GREFFIER LORS DES DEBATS :
Mme B-C D
COMPOSITION DE LA COUR LORS DU DELIBERE :
Mme Z A en a rendu compte à la Cour composée en outre de:
Madame Jocelyne RUBANTEL, Président,
Mme Chantal MANTION, Président,
et Mme Z A, Conseiller,
qui en ont délibéré conformément à la loi.
PRONONCE :
Le 09 Novembre 2021, par mise à disposition de l’arrêt au greffe de la Cour, les parties en ayant été préalablement avisées dans les conditions prévues au 2e alinéa de l’article 450 du code de procédure civile, Mme Jocelyne RUBANTEL, Président a signé la minute avec Mme B-C D, Greffier.
*
* *
DECISION
Le 6 mars 2015 à 10h30, M. Y X, ouvrier qualifié au sein de la société TRATO INDUSTRIES, a été victime d’un accident du travail dans les circonstances suivantes selon la déclaration d’accident du travail du 9 mars 2015 établie par l’employeur : 'a été subitement pris d’un malaise, et tombé en se cognant violemment la tête sur le sol'», siège des lésions : 'crâne', nature des lésions : 'plaie'.
Le certificat médical initial du 11 mars 2015 fait état d’un traumatisme crânien avec fracture temporale gauche après convulsions.
Après instruction du dossier et par courrier du 15 mai 2015, la caisse primaire d’assurance maladie de Roubaix Tourcoing (CPAM) a informé l’employeur comme l’assuré de sa décision de prise en
charge de l’accident au titre de la législation professionnelle.
Invoquant l’inopposabilité à son égard de cette décision de prise en charge, la société TRATO INDUSTRIES a saisi la commission de recours amiable de la CPAM puis le tribunal des affaires de sécurité sociale de Lille d’un recours contre la décision implicite de rejet de la commission.

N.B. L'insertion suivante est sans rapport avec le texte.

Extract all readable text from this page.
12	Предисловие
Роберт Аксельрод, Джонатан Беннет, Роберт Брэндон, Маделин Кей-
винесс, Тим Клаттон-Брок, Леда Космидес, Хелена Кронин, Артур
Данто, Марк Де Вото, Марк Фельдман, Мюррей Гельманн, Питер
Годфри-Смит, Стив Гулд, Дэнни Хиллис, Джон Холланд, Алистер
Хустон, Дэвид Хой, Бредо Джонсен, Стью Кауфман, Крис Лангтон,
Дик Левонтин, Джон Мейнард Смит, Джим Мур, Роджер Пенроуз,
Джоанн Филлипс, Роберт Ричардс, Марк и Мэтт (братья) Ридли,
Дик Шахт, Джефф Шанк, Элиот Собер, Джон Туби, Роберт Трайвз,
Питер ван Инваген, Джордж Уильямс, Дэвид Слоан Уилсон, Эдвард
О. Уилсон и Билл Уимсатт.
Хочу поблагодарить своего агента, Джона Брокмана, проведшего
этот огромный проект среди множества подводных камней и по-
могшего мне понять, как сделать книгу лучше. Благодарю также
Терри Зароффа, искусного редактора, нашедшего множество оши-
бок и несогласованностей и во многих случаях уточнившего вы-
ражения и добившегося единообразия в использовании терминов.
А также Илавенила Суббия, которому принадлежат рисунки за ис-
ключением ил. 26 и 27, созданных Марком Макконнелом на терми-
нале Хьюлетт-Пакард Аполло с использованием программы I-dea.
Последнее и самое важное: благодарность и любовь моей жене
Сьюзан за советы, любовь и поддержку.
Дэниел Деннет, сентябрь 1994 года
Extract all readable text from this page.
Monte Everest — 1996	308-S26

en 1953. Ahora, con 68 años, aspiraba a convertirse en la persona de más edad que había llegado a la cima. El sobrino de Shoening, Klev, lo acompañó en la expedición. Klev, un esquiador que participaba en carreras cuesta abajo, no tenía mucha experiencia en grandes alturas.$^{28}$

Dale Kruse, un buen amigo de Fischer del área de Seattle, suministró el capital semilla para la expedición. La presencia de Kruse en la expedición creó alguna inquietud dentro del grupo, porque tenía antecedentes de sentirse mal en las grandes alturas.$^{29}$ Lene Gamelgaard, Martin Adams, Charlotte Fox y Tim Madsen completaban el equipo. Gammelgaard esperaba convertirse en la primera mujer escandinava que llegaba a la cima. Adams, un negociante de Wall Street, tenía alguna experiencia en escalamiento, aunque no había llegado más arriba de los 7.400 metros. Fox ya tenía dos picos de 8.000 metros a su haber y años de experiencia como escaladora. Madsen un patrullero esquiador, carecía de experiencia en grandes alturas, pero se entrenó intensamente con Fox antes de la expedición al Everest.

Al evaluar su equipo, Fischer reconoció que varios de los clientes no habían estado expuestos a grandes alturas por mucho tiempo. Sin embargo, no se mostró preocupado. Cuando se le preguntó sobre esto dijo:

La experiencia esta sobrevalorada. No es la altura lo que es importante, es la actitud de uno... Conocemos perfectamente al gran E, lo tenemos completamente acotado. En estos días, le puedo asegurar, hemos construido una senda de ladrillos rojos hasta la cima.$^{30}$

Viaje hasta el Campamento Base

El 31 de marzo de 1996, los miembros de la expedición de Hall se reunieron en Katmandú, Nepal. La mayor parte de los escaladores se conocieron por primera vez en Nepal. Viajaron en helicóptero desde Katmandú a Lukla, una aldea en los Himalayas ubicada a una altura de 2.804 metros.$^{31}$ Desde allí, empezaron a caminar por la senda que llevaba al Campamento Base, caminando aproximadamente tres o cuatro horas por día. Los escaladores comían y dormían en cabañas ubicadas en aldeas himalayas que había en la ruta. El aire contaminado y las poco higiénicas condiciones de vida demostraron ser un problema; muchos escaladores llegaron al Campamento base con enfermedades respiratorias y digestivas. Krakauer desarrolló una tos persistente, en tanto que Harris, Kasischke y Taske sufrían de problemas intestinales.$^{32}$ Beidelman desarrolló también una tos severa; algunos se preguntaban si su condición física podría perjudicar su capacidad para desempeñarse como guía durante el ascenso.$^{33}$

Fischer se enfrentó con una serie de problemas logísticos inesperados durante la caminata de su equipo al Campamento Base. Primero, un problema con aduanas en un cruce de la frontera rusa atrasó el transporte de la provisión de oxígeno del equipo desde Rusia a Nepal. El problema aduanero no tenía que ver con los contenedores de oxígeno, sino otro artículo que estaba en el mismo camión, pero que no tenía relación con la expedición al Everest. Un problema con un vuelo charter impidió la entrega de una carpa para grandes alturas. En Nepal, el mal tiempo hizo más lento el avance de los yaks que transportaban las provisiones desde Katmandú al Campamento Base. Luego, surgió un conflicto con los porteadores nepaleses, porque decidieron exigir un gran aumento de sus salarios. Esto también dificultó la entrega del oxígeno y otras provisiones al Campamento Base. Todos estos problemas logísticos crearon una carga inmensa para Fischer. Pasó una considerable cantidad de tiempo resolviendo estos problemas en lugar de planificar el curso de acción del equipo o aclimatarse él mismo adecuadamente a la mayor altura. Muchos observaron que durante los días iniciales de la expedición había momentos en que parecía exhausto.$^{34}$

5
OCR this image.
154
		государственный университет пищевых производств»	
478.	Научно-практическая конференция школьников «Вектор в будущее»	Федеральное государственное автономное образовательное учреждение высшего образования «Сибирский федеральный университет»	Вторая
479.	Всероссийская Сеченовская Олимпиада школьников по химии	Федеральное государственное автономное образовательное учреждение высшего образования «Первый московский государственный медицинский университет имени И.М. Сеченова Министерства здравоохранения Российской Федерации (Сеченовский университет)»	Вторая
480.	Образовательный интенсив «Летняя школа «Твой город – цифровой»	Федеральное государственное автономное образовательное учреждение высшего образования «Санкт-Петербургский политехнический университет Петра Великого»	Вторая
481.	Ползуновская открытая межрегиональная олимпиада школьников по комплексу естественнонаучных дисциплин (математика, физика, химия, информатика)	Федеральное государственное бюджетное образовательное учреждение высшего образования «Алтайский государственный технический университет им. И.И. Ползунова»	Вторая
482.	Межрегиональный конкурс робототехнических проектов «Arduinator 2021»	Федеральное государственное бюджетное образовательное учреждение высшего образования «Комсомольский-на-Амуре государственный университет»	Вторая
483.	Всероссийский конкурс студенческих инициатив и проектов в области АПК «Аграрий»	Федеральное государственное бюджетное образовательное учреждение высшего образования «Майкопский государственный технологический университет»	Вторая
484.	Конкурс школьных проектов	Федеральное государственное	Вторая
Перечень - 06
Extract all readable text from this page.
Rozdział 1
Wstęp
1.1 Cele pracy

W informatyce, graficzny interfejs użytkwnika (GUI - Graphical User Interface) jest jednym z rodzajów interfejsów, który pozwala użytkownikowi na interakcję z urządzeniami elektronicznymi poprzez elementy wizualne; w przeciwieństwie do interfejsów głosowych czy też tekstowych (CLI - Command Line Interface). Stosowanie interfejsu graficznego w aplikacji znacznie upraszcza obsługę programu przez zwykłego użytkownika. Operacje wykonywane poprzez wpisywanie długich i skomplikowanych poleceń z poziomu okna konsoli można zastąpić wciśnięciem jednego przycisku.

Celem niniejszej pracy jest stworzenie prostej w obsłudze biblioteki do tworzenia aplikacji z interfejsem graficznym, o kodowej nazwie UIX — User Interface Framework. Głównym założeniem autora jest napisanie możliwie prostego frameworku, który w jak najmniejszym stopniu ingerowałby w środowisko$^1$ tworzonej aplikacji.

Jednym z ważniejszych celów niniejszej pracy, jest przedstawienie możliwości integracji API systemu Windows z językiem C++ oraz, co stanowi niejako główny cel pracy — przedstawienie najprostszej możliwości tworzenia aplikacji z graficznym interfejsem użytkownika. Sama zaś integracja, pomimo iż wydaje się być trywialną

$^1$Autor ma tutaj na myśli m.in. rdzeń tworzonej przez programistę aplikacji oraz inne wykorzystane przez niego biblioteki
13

Par jugement du 5 juillet 2016, le tribunal des affaires de sécurité sociale de Lille a :
— déclaré inopposable à la société TRATO INDUSTRIES la prise en charge sur le fondement de la législation sur les risques professionnels, de l’accident dont a été victime M. Y X le 6 mars 2015,
— condamné la caisse primaire d’assurance maladie de Roubaix-Tourcoing à payer à la société TRATO INDUSTRIES la somme de 500 euros sur le fondement de l’article 700 du code de procédure civile.
Par courrier recommandé expédié le 10 août 2016, la CPAM a interjeté appel du jugement qui lui avait été notifié par courrier recommandé avec accusé de réception signé le 23 juillet 2016.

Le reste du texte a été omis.